The interrogation of Lukhele and Joseph Nduli uncovered the network of Harry Gwala and Jacob Zuma. In addition, while under interrogation, the apartheid Security Branch found a document on Joseph Nduli, which mentioned the names of Kgalema Motlanthe and Stanley Nkosi, as those responsible for recruiting in Johannesburg. Subsequently, Motlanthe and Nkosi were interrogated in Johannesburg, arrested in 1976, and sentenced to 10 years’ imprisonment on Robben Island.

The apartheid Special Branch had assembled a team of senior officers from Natal and Johannesburg to detain all those suspected of being involved in the Gwala and Jacob Zuma network. Zuma managed to escape the county in December 1975. By end of February 1976, the Security Branch had detained over 50 people it suspected of involvement. Even though Jacob Zuma had left the country, the Special Branch was still determined to detain Joseph Nduli and Cleophas Ndhlovu, despite the fact that they were residents of Swaziland, having been given political asylum by the Swazi Kingdom. Notwithstanding the confirmation by Swazi authorities that both Joseph Nduli and Cleopas Ndhlovu had been granted political asylum in the Kingdom, the application was dismissed by the court.

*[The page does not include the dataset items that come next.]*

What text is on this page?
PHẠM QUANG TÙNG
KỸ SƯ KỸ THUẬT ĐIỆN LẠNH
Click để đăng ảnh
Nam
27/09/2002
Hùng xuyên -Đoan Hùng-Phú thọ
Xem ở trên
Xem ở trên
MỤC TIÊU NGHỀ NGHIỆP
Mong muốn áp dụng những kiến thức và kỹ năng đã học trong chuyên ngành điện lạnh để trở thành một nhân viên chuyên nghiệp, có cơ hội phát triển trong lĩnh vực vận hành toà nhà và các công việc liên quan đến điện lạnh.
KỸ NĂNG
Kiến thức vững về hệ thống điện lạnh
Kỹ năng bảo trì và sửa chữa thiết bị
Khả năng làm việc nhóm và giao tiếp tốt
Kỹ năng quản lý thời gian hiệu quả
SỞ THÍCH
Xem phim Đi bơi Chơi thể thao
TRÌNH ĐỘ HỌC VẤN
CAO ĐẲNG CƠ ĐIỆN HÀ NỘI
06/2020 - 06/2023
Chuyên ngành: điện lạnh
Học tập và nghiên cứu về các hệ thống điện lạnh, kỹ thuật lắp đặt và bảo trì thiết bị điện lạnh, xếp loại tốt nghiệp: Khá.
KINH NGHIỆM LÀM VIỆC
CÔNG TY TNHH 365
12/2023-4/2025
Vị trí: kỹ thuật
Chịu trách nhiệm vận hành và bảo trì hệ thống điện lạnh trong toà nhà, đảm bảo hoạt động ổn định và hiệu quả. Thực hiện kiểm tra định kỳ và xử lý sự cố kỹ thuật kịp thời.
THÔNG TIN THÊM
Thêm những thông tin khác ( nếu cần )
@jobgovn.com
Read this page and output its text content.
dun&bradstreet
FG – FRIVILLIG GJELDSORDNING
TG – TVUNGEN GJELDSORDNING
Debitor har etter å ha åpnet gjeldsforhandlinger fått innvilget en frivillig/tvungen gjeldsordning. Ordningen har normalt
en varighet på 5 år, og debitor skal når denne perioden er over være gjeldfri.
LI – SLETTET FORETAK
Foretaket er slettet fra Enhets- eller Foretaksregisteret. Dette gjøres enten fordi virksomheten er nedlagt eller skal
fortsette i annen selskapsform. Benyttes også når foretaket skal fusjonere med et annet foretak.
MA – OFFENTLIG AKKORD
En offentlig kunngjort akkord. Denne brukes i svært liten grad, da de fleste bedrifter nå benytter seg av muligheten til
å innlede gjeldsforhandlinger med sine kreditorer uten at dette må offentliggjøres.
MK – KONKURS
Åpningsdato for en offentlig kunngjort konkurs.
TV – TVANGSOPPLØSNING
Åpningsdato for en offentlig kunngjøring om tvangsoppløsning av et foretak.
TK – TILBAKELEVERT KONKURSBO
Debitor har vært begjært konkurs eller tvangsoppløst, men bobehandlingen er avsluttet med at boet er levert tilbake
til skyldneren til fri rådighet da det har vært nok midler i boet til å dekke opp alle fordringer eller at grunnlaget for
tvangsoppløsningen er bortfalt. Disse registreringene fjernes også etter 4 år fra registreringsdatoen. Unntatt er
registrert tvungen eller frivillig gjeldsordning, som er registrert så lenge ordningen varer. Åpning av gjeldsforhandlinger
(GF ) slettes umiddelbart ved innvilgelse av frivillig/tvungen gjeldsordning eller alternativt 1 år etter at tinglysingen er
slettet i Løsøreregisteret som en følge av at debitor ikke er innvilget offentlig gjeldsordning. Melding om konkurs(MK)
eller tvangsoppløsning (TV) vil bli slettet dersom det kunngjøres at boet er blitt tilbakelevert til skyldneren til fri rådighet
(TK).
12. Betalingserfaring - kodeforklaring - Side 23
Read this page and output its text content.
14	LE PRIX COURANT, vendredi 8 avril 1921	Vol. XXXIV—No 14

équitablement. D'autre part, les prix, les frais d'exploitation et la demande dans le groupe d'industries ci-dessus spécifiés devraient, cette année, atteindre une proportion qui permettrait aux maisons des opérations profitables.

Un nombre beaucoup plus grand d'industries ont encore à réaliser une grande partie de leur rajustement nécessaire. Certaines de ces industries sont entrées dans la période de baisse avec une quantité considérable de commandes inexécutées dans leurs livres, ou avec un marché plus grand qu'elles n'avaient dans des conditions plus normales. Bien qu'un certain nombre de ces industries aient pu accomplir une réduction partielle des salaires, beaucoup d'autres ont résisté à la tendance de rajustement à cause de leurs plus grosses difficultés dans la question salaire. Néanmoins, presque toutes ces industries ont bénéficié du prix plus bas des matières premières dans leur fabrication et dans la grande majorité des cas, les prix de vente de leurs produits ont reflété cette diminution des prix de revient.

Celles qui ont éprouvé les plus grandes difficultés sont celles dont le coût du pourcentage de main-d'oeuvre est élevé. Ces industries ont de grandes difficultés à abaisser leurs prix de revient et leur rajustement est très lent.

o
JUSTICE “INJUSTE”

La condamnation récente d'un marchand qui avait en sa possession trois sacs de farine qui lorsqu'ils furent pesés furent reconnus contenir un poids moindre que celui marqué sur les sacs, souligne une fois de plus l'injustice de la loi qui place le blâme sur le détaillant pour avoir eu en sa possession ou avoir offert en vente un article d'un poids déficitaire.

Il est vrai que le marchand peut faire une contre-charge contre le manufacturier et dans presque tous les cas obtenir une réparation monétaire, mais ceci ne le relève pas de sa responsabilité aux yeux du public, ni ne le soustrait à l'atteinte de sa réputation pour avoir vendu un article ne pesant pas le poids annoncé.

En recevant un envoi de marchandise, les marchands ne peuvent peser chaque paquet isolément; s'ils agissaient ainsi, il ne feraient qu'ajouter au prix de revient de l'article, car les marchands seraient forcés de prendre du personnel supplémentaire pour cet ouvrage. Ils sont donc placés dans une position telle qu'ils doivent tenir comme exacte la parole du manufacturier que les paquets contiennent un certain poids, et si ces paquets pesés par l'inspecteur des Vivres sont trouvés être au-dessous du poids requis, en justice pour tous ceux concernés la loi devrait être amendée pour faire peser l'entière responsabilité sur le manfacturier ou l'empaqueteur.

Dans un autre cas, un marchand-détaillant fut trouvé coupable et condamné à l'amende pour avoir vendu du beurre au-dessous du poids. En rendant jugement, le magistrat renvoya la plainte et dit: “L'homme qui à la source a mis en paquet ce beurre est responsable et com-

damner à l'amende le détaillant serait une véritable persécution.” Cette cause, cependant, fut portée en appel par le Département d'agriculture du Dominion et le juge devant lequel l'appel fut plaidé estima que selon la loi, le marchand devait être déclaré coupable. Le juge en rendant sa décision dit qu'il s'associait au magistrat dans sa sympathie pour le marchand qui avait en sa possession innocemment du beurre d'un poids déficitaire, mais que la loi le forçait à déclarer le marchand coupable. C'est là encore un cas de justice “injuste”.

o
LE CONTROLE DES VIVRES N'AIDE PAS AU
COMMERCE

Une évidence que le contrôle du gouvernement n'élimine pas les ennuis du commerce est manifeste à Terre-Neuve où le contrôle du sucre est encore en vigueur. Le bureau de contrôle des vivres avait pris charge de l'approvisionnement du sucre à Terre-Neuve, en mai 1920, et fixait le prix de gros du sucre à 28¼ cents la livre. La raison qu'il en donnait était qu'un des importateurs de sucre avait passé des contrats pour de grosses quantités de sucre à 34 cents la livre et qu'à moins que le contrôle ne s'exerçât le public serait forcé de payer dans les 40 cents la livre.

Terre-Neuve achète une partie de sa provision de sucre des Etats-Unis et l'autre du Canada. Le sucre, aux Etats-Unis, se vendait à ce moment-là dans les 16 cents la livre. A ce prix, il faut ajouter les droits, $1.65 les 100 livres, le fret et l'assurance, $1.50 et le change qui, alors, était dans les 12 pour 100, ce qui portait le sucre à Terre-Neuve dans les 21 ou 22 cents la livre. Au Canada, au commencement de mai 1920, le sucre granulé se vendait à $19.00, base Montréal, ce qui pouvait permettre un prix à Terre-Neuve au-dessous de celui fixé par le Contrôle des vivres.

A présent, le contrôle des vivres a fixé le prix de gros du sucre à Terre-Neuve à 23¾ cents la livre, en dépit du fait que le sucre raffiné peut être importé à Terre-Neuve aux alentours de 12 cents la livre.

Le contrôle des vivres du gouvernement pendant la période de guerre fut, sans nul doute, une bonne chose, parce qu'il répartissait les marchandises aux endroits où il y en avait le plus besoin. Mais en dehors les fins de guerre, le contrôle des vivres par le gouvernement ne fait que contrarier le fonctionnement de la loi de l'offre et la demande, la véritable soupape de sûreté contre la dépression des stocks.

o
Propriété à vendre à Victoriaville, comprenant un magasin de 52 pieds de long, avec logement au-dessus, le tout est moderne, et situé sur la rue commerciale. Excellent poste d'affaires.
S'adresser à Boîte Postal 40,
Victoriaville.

After the arrest of Joseph Nduli and Cleophas Ndhlovu, the state consolidated its charge sheet and issued an indictment with Gwala as accused number one. All ten accused were held incommunicado for the duration of their detention until they were brought before the court on 14 May 1976. By refusing to grant bail and detaining the accused in various police cells and in police stations far removed from their families, the state was trying to mitigate the risk of the accused presenting a unified, well considered legal defence. After several postponements due to the reluctance of the Security Branch to provide statements of the accused to the defence team, the trial started in August 1976.

Sources:
South African History Archives (SAHA).
South African History Online (SAHO).
Hugh Macmillan, “The Lusaka Years: The ANC in Exile in Zambia 1963 to 1994”, Jacana, 2013.
Thula Simpson, “Umkhonto we Sizwe: The ANC’s Armed Struggle”, Penguin, 2016.
Gregory Houston, “The Post-Rivonia ANC and the SACP Underground”, Human Sciences Research Council, January 2004.
Mxolisi Dlamuka, “Harry Gwala, Political Militancy and State Trials, 1960 – 1977”, University of the Western Cape History Department, 1990.
Truth and Reconciliation Commission (TRC), “State and Allied Groupings: Torture in Custody”, TRC Final Report, Vol. 3, Chapter 3.